Hugo definiu, assim a produção do seu espírito, separando-a daquela que vem do mundo desconhecido, dos pseudomortos. Entretanto, é através das revelações das mesas falantes que ele observa a impressionante confirmação de muitas de suas idéias filosóficas e religiosas, o que o leva a escrever em 19 de setembro de 1854:

Os seres que povoam o Invisível, e que vêem os nossos pensamentos, sabem que há vinte cinco anos me ocupo dos assuntos que a mesa suscita e aprofunda. Mais de uma vez a mesa me tem falado desse trabalho; a "Sombra do Sepulcro" incitou-me a terminá-lo. Nesse trabalho, evidentemente conhecido no Além, nesse trabalho de vinte e cinco anos eu encontrara, apenas pela meditação, muitos dos resultados que compõem hoje a revelação da mesa; vira distintamente confirmados alguns desses resultados sublimes; entrevira outros que viviam no meu espírito num estado de embrião confuso.

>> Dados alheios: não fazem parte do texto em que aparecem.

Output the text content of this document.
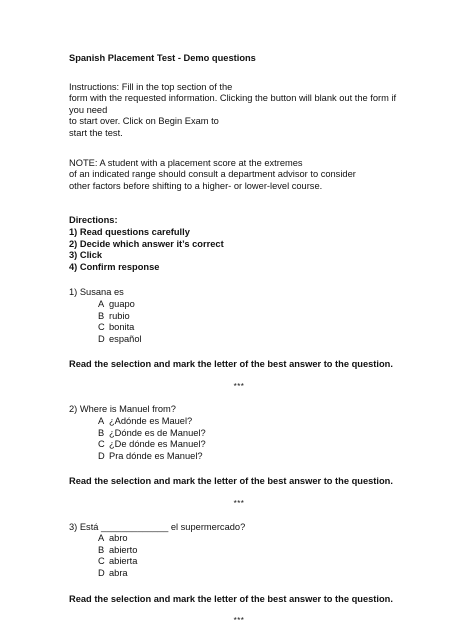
Spanish Placement Test - Demo questions

Instructions: Fill in the top section of the

form with the requested information. Clicking the button will blank out the form if you need

to start over. Click on Begin Exam to

start the test.

NOTE: A student with a placement score at the extremes

of an indicated range should consult a department advisor to consider

other factors before shifting to a higher- or lower-level course.

Directions:

1) Read questions carefully

2) Decide which answer it’s correct

3) Click

4) Confirm response

1) Susana es
A guapo
B rubio
C bonita
D español

Read the selection and mark the letter of the best answer to the question.

***
2) Where is Manuel from?
A ¿Adónde es Mauel?
B ¿Dónde es de Manuel?
C ¿De dónde es Manuel?
D Pra dónde es Manuel?

Read the selection and mark the letter of the best answer to the question.

***
3) Está _____________ el supermercado?
A abro
B abierto
C abierta
D abra

Read the selection and mark the letter of the best answer to the question.

***
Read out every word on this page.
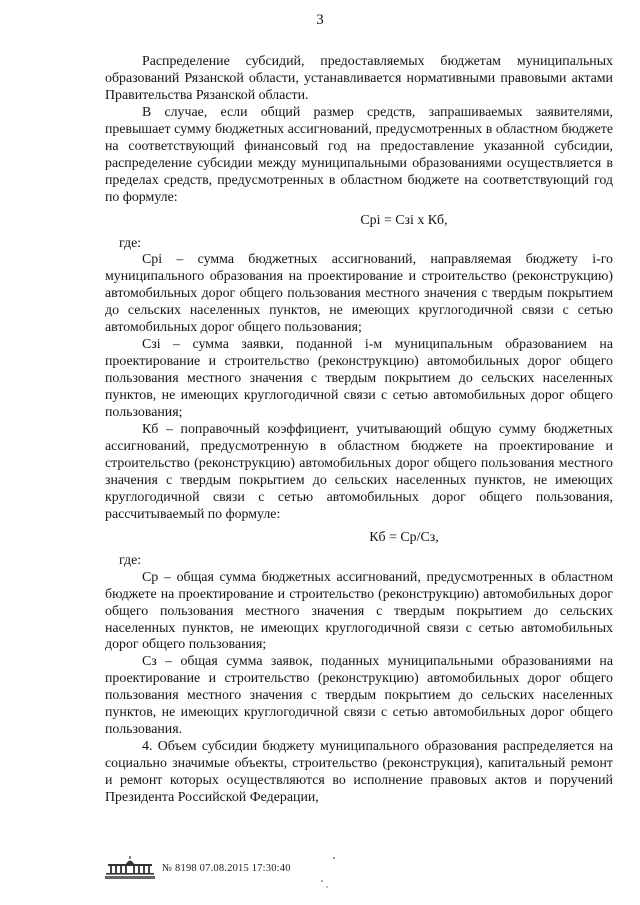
3

Распределение субсидий, предоставляемых бюджетам муниципальных образований Рязанской области, устанавливается нормативными правовыми актами Правительства Рязанской области.

В случае, если общий размер средств, запрашиваемых заявителями, превышает сумму бюджетных ассигнований, предусмотренных в областном бюджете на соответствующий финансовый год на предоставление указанной субсидии, распределение субсидии между муниципальными образованиями осуществляется в пределах средств, предусмотренных в областном бюджете на соответствующий год по формуле:

Cpi = Cзi x Кб,

где:

Cpi – сумма бюджетных ассигнований, направляемая бюджету i-го муниципального образования на проектирование и строительство (реконструкцию) автомобильных дорог общего пользования местного значения с твердым покрытием до сельских населенных пунктов, не имеющих круглогодичной связи с сетью автомобильных дорог общего пользования;

Cзi – сумма заявки, поданной i-м муниципальным образованием на проектирование и строительство (реконструкцию) автомобильных дорог общего пользования местного значения с твердым покрытием до сельских населенных пунктов, не имеющих круглогодичной связи с сетью автомобильных дорог общего пользования;

Кб – поправочный коэффициент, учитывающий общую сумму бюджетных ассигнований, предусмотренную в областном бюджете на проектирование и строительство (реконструкцию) автомобильных дорог общего пользования местного значения с твердым покрытием до сельских населенных пунктов, не имеющих круглогодичной связи с сетью автомобильных дорог общего пользования, рассчитываемый по формуле:

Кб = Cp/Cз,

где:

Cp – общая сумма бюджетных ассигнований, предусмотренных в областном бюджете на проектирование и строительство (реконструкцию) автомобильных дорог общего пользования местного значения с твердым покрытием до сельских населенных пунктов, не имеющих круглогодичной связи с сетью автомобильных дорог общего пользования;

Cз – общая сумма заявок, поданных муниципальными образованиями на проектирование и строительство (реконструкцию) автомобильных дорог общего пользования местного значения с твердым покрытием до сельских населенных пунктов, не имеющих круглогодичной связи с сетью автомобильных дорог общего пользования.

4. Объем субсидии бюджету муниципального образования распределяется на социально значимые объекты, строительство (реконструкция), капитальный ремонт и ремонт которых осуществляются во исполнение правовых актов и поручений Президента Российской Федерации,

№ 8198 07.08.2015 17:30:40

Os seres misteriosos e grandes que me escutam vêem, quando querem, no meu pensamento, como se vê numa gruta com um archote; conhecem a minha consciência e sabem quanto tudo o que eu acabo de dizer é rigorosamente exato. E isto é tão exato, que fiquei por um momento contrariado, no meu miserável amor-próprio humano, com a revelação atual, que veio lançar à volta de minha lampadazinha de mineiro o clarão dum raio ou de um meteoro. Hoje, tudo o que eu vira, é de todo confirmado pela mesa: e as meias revelações a mesa as completa.(4)

Apesar de seu cuidado em não se deixar influenciar pelos seres que povoam o mundo invisível, a comunicação permanente com os mortos durante seu exílio em Jersey influenciou sensivelmente as obras escritas nos anos que se seguiram a 1853, sobretudo os principais poemas do livro Les contemplations e as páginas apresentadas abaixo.

Em uma belíssima página poética de Les Contemplations, escrita em 1854, intitulada "O que é a morte", ele dedica este verso aos incrédulos: "Não diga morrer: diga nascer; acredite" (Hugo, Contemplations, p. 412).

É mais uma vez em Les contemplations que ele canta a submissão do homem diante da vontade de Deus, em face das dores que afetam a humanidade; Hugo afirma, então, no poema À Villequier:

Eu digo que o túmulo que sobre os mortos se fecha
Abre o firmamento;
E o que acreditamos aqui em baixo ser o fim
É o começo.
(Hugo, Contemplations, p. 255).

Infinitamente angustiado pela ausência de sua filha morta, Hugo escreve os versos "Amanhã, ao alvorecer", nos quais dialoga, ternamente e em voz baixa, com sua filha morta, que sente ainda muito próxima a ele:

Amanhã, ao alvorecer, à hora em que clareia o campo
Eu partirei. Vê, eu sei que me esperas,
Eu irei pela floresta, pela montanha,
Eu não posso ficar longe de ti muito tempo.
(Hugo, Contemplations, p. 253).

Em um manuscrito endereçado ao escritor Arsène Houssaye, Hugo envia uma bela poesia cujo tema é a reencarnação e a evolução progressiva do espírito, intitulada "Os destinos da alma", cujos versos apresentados resumem perfeitamente a temática:

O homem é o único ponto da criação Onde para tornar-se livre, fazendo-se melhor,
A alma deve esquecer sua vida anterior.
Ele se diz: morrer é conhecer.(5)

Nós procuramos a saída às cegas;
Eu era, eu sou, eu serei.
A sombra é uma escada, subamos.
(Hugo apud Dupouy, p. 217-218)

(3) Hugo, 28 de fevereiro de 1854, apud Malgras, 1906, p. 43-44.
(4) Hugo apud Escholier, 1928, p. 326-327.
(5) Possivelmente no original deve estar escrito "renaître" (renascer).